Tabel 3: Leerlingenaantallen profielen vmbo basis en kader, 3e en 4e leerjaar |
||||||||||
12/13 | 13/14 | 14/15 | 15/16 | 16/17 | ||||||
Bouwen, wonen en interieur | 5.274 | 4.745 | 4.553 | 4.564 | 5.009 | |||||
Dienstverlening en producten | 16.176 | 19.660 | 22.701 | 24.580 | 24.954 | |||||
Economie en ondernemen | 16.239 | 14.778 | 14.173 | 14.366 | 14.439 | |||||
Groen | 11.813 | 12.032 | 12.606 | 13.172 | 13.092 | |||||
Horeca, bakkerij en recreatie | 4.782 | 4.881 | 4.909 | 4.966 | 4.838 | |||||
Maritiem en techniek | 334 | 350 | 378 | 434 | 475 | |||||
Media, vormgeving en ICT | 1.133 | 1.168 | 1.196 | 1.254 | 1.773 | |||||
Mobiliteit en transport | 3.156 | 3.064 | 3.161 | 3.043 | 3.164 | |||||
Produceren, installeren en energie | 12.911 | 13.467 | 13.932 | 13.683 | 11.773 | |||||
Zorg en welzijn | 25.968 | 25.739 | 25.077 | 24.229 | 23.953 | |||||
totaal | 97.786 | 99.884 | 102.686 | 104.291 | 103.470 | |||||
Tabel 4: Aantallen vestigingen profielen vmbo basis en kader |
||||||||||
12/13 | 13/14 | 14/15 | 15/16 | 16/17 | ||||||
Bouwen, wonen en interieur | 172 | 160 | 143 | 132 | 162 | |||||
Dienstverlening en producten | 218 | 232 | 245 | 248 | 259 | |||||
Economie en ondernemen | 296 | 279 | 265 | 264 | 270 | |||||
Groen | 107 | 105 | 102 | 101 | 101 | |||||
Horeca, bakkerij en recreatie | 90 | 86 | 82 | 81 | 86 | |||||
Maritiem en techniek | 3 | 3 | 3 | 3 | 3 | |||||
Media, vormgeving en ICT | 18 | 19 | 21 | 22 | 39 | |||||
Mobiliteit en transport | 105 | 97 | 91 | 86 | 102 | |||||
Produceren, installeren en energie | 249 | 232 | 227 | 220 | 228 | |||||
Zorg en welzijn | 324 | 319 | 306 | 297 | 303 | |||||
De leerlingenaantallen per vmbo-profiel stabiliseren, of laten nog een lichte groei zien (zie tabel 3). De enige uitzonderingen daarop zijn de profielen Media, vormgeving en ICT (MVI, een sterke toename), en Produceren, installeren en energie (PIE, een sterke afname). Dit is grotendeels te verklaren doordat de afdelingen waarop deze leerlingen voorheen werden ingeschreven, worden toegerekend aan één profiel, terwijl scholen bij de omzetting voor die afdelingen uit twee profielen kunnen kiezen.

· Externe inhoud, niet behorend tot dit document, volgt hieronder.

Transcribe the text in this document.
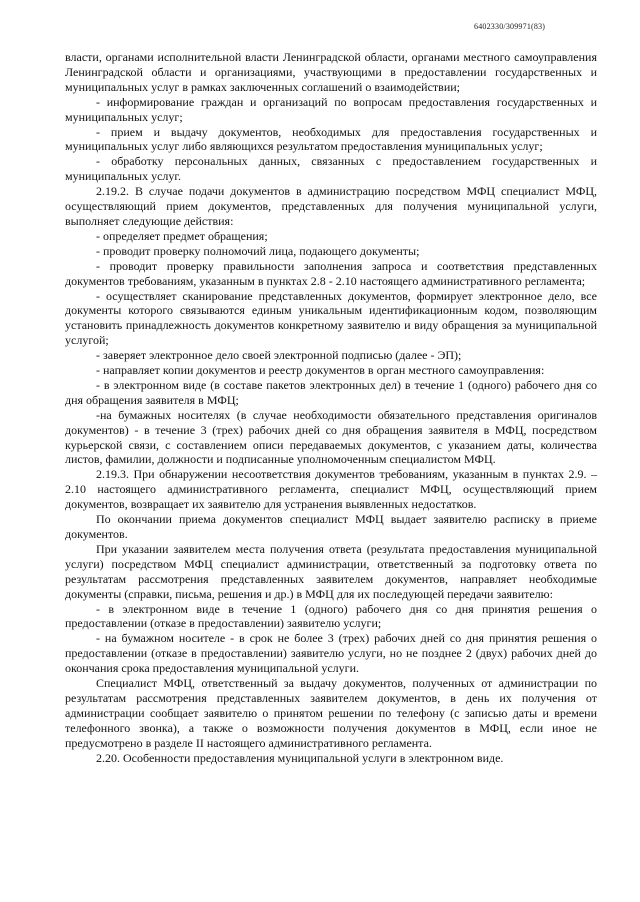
6402330/309971(83)

власти, органами исполнительной власти Ленинградской области, органами местного самоуправления Ленинградской области и организациями, участвующими в предоставлении государственных и муниципальных услуг в рамках заключенных соглашений о взаимодействии;

- информирование граждан и организаций по вопросам предоставления государственных и муниципальных услуг;

- прием и выдачу документов, необходимых для предоставления государственных и муниципальных услуг либо являющихся результатом предоставления муниципальных услуг;

- обработку персональных данных, связанных с предоставлением государственных и муниципальных услуг.

2.19.2. В случае подачи документов в администрацию посредством МФЦ специалист МФЦ, осуществляющий прием документов, представленных для получения муниципальной услуги, выполняет следующие действия:

- определяет предмет обращения;

- проводит проверку полномочий лица, подающего документы;

- проводит проверку правильности заполнения запроса и соответствия представленных документов требованиям, указанным в пунктах 2.8 - 2.10 настоящего административного регламента;

- осуществляет сканирование представленных документов, формирует электронное дело, все документы которого связываются единым уникальным идентификационным кодом, позволяющим установить принадлежность документов конкретному заявителю и виду обращения за муниципальной услугой;

- заверяет электронное дело своей электронной подписью (далее - ЭП);

- направляет копии документов и реестр документов в орган местного самоуправления:

- в электронном виде (в составе пакетов электронных дел) в течение 1 (одного) рабочего дня со дня обращения заявителя в МФЦ;

-на бумажных носителях (в случае необходимости обязательного представления оригиналов документов) - в течение 3 (трех) рабочих дней со дня обращения заявителя в МФЦ, посредством курьерской связи, с составлением описи передаваемых документов, с указанием даты, количества листов, фамилии, должности и подписанные уполномоченным специалистом МФЦ.

2.19.3. При обнаружении несоответствия документов требованиям, указанным в пунктах 2.9. – 2.10 настоящего административного регламента, специалист МФЦ, осуществляющий прием документов, возвращает их заявителю для устранения выявленных недостатков.

По окончании приема документов специалист МФЦ выдает заявителю расписку в приеме документов.

При указании заявителем места получения ответа (результата предоставления муниципальной услуги) посредством МФЦ специалист администрации, ответственный за подготовку ответа по результатам рассмотрения представленных заявителем документов, направляет необходимые документы (справки, письма, решения и др.) в МФЦ для их последующей передачи заявителю:

- в электронном виде в течение 1 (одного) рабочего дня со дня принятия решения о предоставлении (отказе в предоставлении) заявителю услуги;

- на бумажном носителе - в срок не более 3 (трех) рабочих дней со дня принятия решения о предоставлении (отказе в предоставлении) заявителю услуги, но не позднее 2 (двух) рабочих дней до окончания срока предоставления муниципальной услуги.

Специалист МФЦ, ответственный за выдачу документов, полученных от администрации по результатам рассмотрения представленных заявителем документов, в день их получения от администрации сообщает заявителю о принятом решении по телефону (с записью даты и времени телефонного звонка), а также о возможности получения документов в МФЦ, если иное не предусмотрено в разделе II настоящего административного регламента.

2.20. Особенности предоставления муниципальной услуги в электронном виде.
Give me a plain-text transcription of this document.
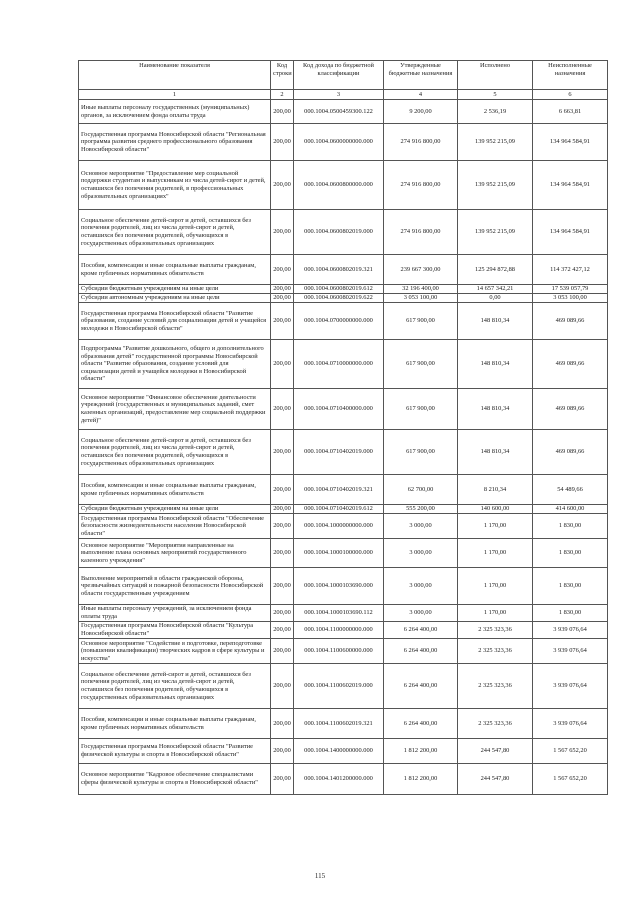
Наименование показателя	Код строки	Код дохода по бюджетной классификации	Утвержденные бюджетные назначения	Исполнено	Неисполненные назначения
1	2	3	4	5	6
Иные выплаты персоналу государственных (муниципальных) органов, за исключением фонда оплаты труда	200,00	000.1004.0500459300.122	9 200,00	2 536,19	6 663,81
Государственная программа Новосибирской области "Региональная программа развития среднего профессионального образования Новосибирской области"	200,00	000.1004.0600000000.000	274 916 800,00	139 952 215,09	134 964 584,91
Основное мероприятие "Предоставление мер социальной поддержки студентам и выпускникам из числа детей-сирот и детей, оставшихся без попечения родителей, в профессиональных образовательных организациях"	200,00	000.1004.0600800000.000	274 916 800,00	139 952 215,09	134 964 584,91
Социальное обеспечение детей-сирот и детей, оставшихся без попечения родителей, лиц из числа детей-сирот и детей, оставшихся без попечения родителей, обучающихся в государственных образовательных организациях	200,00	000.1004.0600802019.000	274 916 800,00	139 952 215,09	134 964 584,91
Пособия, компенсации и иные социальные выплаты гражданам, кроме публичных нормативных обязательств	200,00	000.1004.0600802019.321	239 667 300,00	125 294 872,88	114 372 427,12
Субсидии бюджетным учреждениям на иные цели	200,00	000.1004.0600802019.612	32 196 400,00	14 657 342,21	17 539 057,79
Субсидии автономным учреждениям на иные цели	200,00	000.1004.0600802019.622	3 053 100,00	0,00	3 053 100,00
Государственная программа Новосибирской области "Развитие образования, создание условий для социализации детей и учащейся молодежи в Новосибирской области"	200,00	000.1004.0700000000.000	617 900,00	148 810,34	469 089,66
Подпрограмма "Развитие дошкольного, общего и дополнительного образования детей" государственной программы Новосибирской области "Развитие образования, создание условий для социализации детей и учащейся молодежи в Новосибирской области"	200,00	000.1004.0710000000.000	617 900,00	148 810,34	469 089,66
Основное мероприятие "Финансовое обеспечение деятельности учреждений (государственных и муниципальных заданий, смет казенных организаций, предоставление мер социальной поддержки детей)"	200,00	000.1004.0710400000.000	617 900,00	148 810,34	469 089,66
Социальное обеспечение детей-сирот и детей, оставшихся без попечения родителей, лиц из числа детей-сирот и детей, оставшихся без попечения родителей, обучающихся в государственных образовательных организациях	200,00	000.1004.0710402019.000	617 900,00	148 810,34	469 089,66
Пособия, компенсации и иные социальные выплаты гражданам, кроме публичных нормативных обязательств	200,00	000.1004.0710402019.321	62 700,00	8 210,34	54 489,66
Субсидии бюджетным учреждениям на иные цели	200,00	000.1004.0710402019.612	555 200,00	140 600,00	414 600,00
Государственная программа Новосибирской области "Обеспечение безопасности жизнедеятельности населения Новосибирской области"	200,00	000.1004.1000000000.000	3 000,00	1 170,00	1 830,00
Основное мероприятие "Мероприятия направленные на выполнение плана основных мероприятий государственного казенного учреждения"	200,00	000.1004.1000100000.000	3 000,00	1 170,00	1 830,00
Выполнение мероприятий в области гражданской обороны, чрезвычайных ситуаций и пожарной безопасности Новосибирской области государственным учреждением	200,00	000.1004.1000103690.000	3 000,00	1 170,00	1 830,00
Иные выплаты персоналу учреждений, за исключением фонда оплаты труда	200,00	000.1004.1000103690.112	3 000,00	1 170,00	1 830,00
Государственная программа Новосибирской области "Культура Новосибирской области"	200,00	000.1004.1100000000.000	6 264 400,00	2 325 323,36	3 939 076,64
Основное мероприятие "Содействие в подготовке, переподготовке (повышении квалификации) творческих кадров в сфере культуры и искусства"	200,00	000.1004.1100600000.000	6 264 400,00	2 325 323,36	3 939 076,64
Социальное обеспечение детей-сирот и детей, оставшихся без попечения родителей, лиц из числа детей-сирот и детей, оставшихся без попечения родителей, обучающихся в государственных образовательных организациях	200,00	000.1004.1100602019.000	6 264 400,00	2 325 323,36	3 939 076,64
Пособия, компенсации и иные социальные выплаты гражданам, кроме публичных нормативных обязательств	200,00	000.1004.1100602019.321	6 264 400,00	2 325 323,36	3 939 076,64
Государственная программа Новосибирской области "Развитие физической культуры и спорта в Новосибирской области"	200,00	000.1004.1400000000.000	1 812 200,00	244 547,80	1 567 652,20
Основное мероприятие "Кадровое обеспечение специалистами сферы физической культуры и спорта в Новосибирской области"	200,00	000.1004.1401200000.000	1 812 200,00	244 547,80	1 567 652,20
115
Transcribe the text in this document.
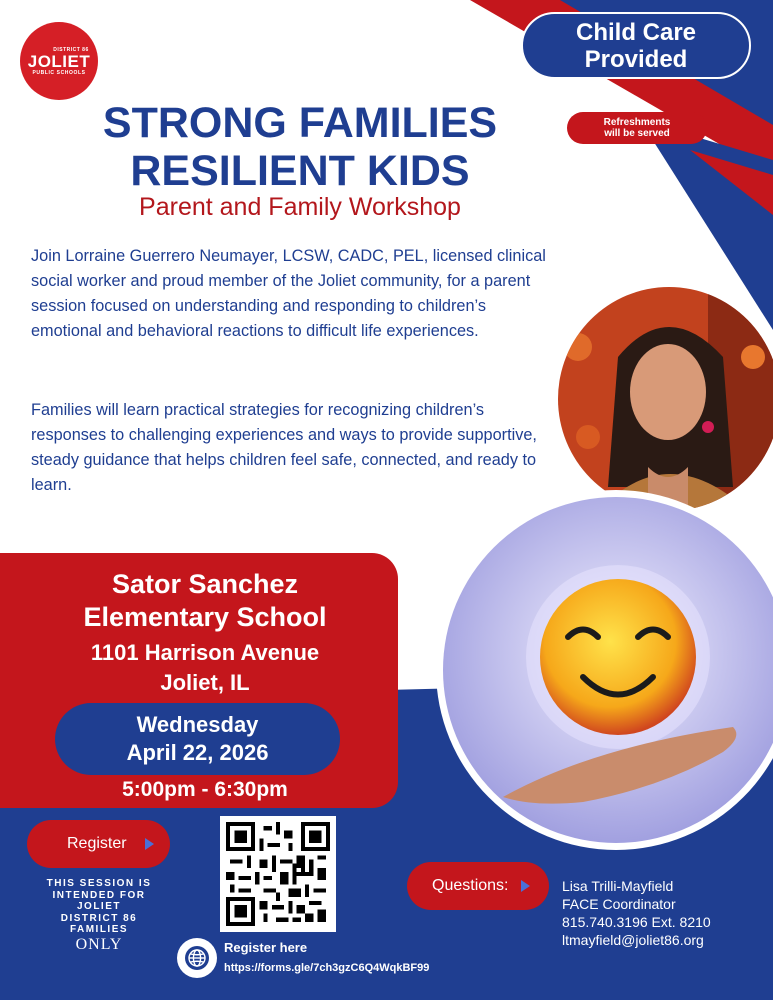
DISTRICT 86
JOLIET
PUBLIC SCHOOLS
Child Care
Provided
Refreshments
will be served
STRONG FAMILIES
RESILIENT KIDS
Parent and Family Workshop

Join Lorraine Guerrero Neumayer, LCSW, CADC, PEL, licensed clinical social worker and proud member of the Joliet community, for a parent session focused on understanding and responding to children’s emotional and behavioral reactions to difficult life experiences.

Families will learn practical strategies for recognizing children’s responses to challenging experiences and ways to provide supportive, steady guidance that helps children feel safe, connected, and ready to learn.

Sator Sanchez
Elementary School
1101 Harrison Avenue
Joliet, IL
Wednesday
April 22, 2026
5:00pm - 6:30pm
Register
THIS SESSION IS
INTENDED FOR
JOLIET
DISTRICT 86
FAMILIES
ONLY	Register here
https://forms.gle/7ch3gzC6Q4WqkBF99
Questions:	Lisa Trilli-Mayfield
FACE Coordinator
815.740.3196 Ext. 8210
ltmayfield@joliet86.org
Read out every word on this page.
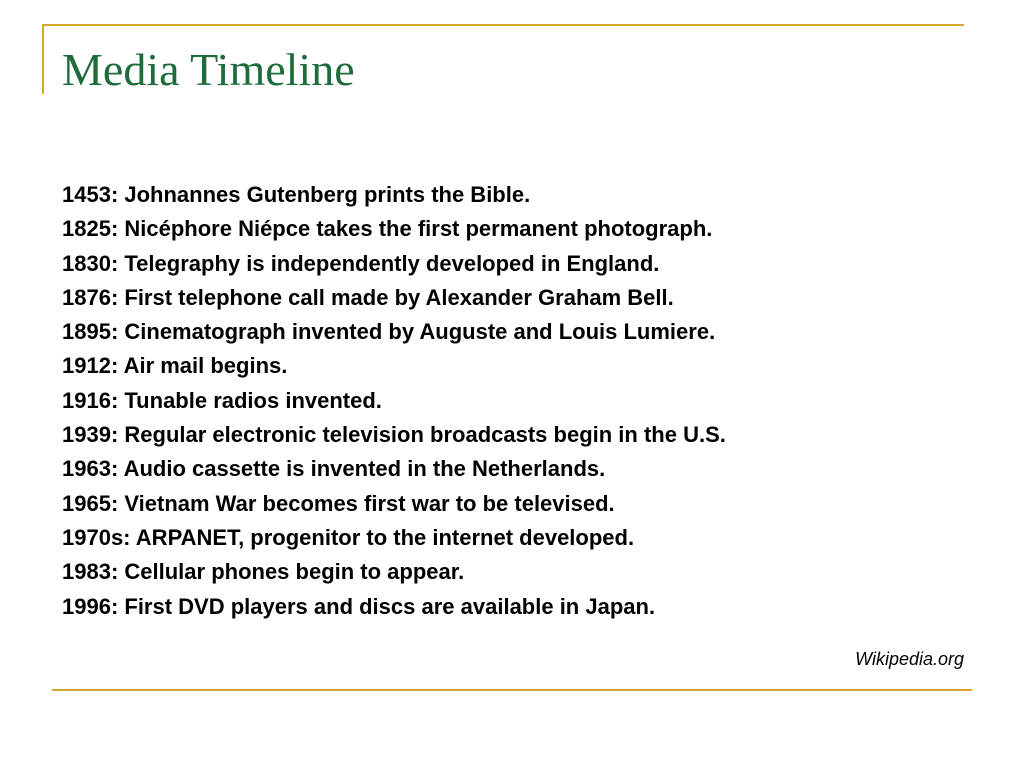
Media Timeline
1453: Johnannes Gutenberg prints the Bible.
1825: Nicéphore Niépce takes the first permanent photograph.
1830: Telegraphy is independently developed in England.
1876: First telephone call made by Alexander Graham Bell.
1895: Cinematograph invented by Auguste and Louis Lumiere.
1912: Air mail begins.
1916: Tunable radios invented.
1939: Regular electronic television broadcasts begin in the U.S.
1963: Audio cassette is invented in the Netherlands.
1965: Vietnam War becomes first war to be televised.
1970s: ARPANET, progenitor to the internet developed.
1983: Cellular phones begin to appear.
1996: First DVD players and discs are available in Japan.
Wikipedia.org
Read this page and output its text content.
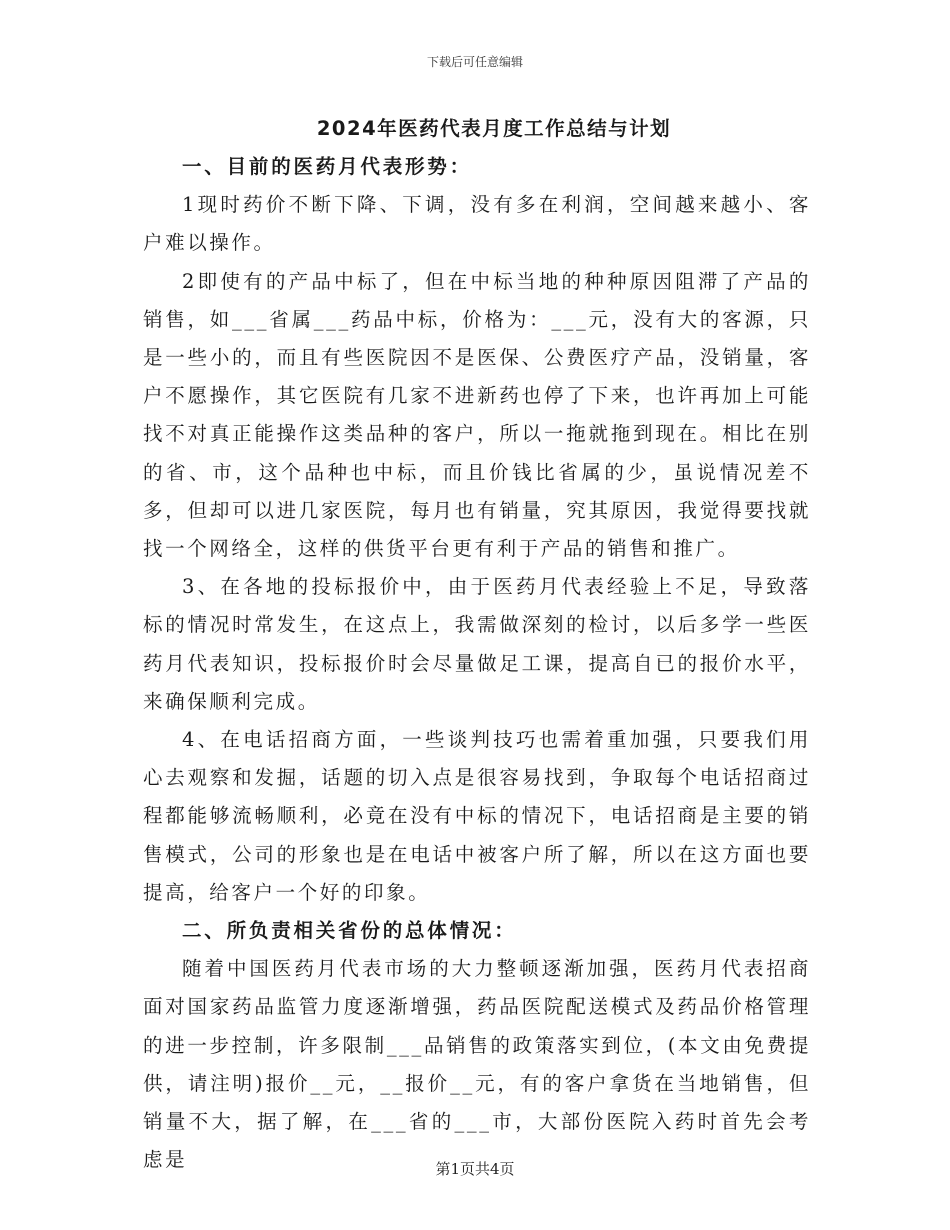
下载后可任意编辑
2024年医药代表月度工作总结与计划

一、目前的医药月代表形势：

1现时药价不断下降、下调，没有多在利润，空间越来越小、客户难以操作。

2即使有的产品中标了，但在中标当地的种种原因阻滞了产品的销售，如___省属___药品中标，价格为：___元，没有大的客源，只是一些小的，而且有些医院因不是医保、公费医疗产品，没销量，客户不愿操作，其它医院有几家不进新药也停了下来，也许再加上可能找不对真正能操作这类品种的客户，所以一拖就拖到现在。相比在别的省、市，这个品种也中标，而且价钱比省属的少，虽说情况差不多，但却可以进几家医院，每月也有销量，究其原因，我觉得要找就找一个网络全，这样的供货平台更有利于产品的销售和推广。

3、在各地的投标报价中，由于医药月代表经验上不足，导致落标的情况时常发生，在这点上，我需做深刻的检讨，以后多学一些医药月代表知识，投标报价时会尽量做足工课，提高自已的报价水平，来确保顺利完成。

4、在电话招商方面，一些谈判技巧也需着重加强，只要我们用心去观察和发掘，话题的切入点是很容易找到，争取每个电话招商过程都能够流畅顺利，必竟在没有中标的情况下，电话招商是主要的销售模式，公司的形象也是在电话中被客户所了解，所以在这方面也要提高，给客户一个好的印象。

二、所负责相关省份的总体情况：

随着中国医药月代表市场的大力整顿逐渐加强，医药月代表招商面对国家药品监管力度逐渐增强，药品医院配送模式及药品价格管理的进一步控制，许多限制___品销售的政策落实到位，(本文由免费提供，请注明)报价__元，__报价__元，有的客户拿货在当地销售，但销量不大，据了解，在___省的___市，大部份医院入药时首先会考虑是	第1页共4页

Het aantal vestigingen dat een bepaald vmbo-profiel aanbiedt, is bij alle profielen ten opzichte van vorig jaar gelijk gebleven of gestegen (zie tabel 4). Dat betekent niet dat er geen scholen zijn gestopt met het aanbieden van een bepaald profiel. De omzetting naar profielen heeft ervoor gezorgd dat scholen na hebben gedacht wat ze het beste kunnen aanbieden. In sommige gevallen is er besloten te stoppen met het aanbieden van een bepaald profiel, in andere gevallen juist om ermee te beginnen. Per saldo is het aantal vestigingen voor de meeste profielen toegenomen. Dat betekent dat het onderwijsaanbod over het geheel niet is verschraald als gevolg van de omzetting naar profielen. Wel is het zo dat een toenemend aantal vestigingen bij een afnemend aantal leerlingen per definitie leidt tot een kleiner aantal leerlingen per vestiging.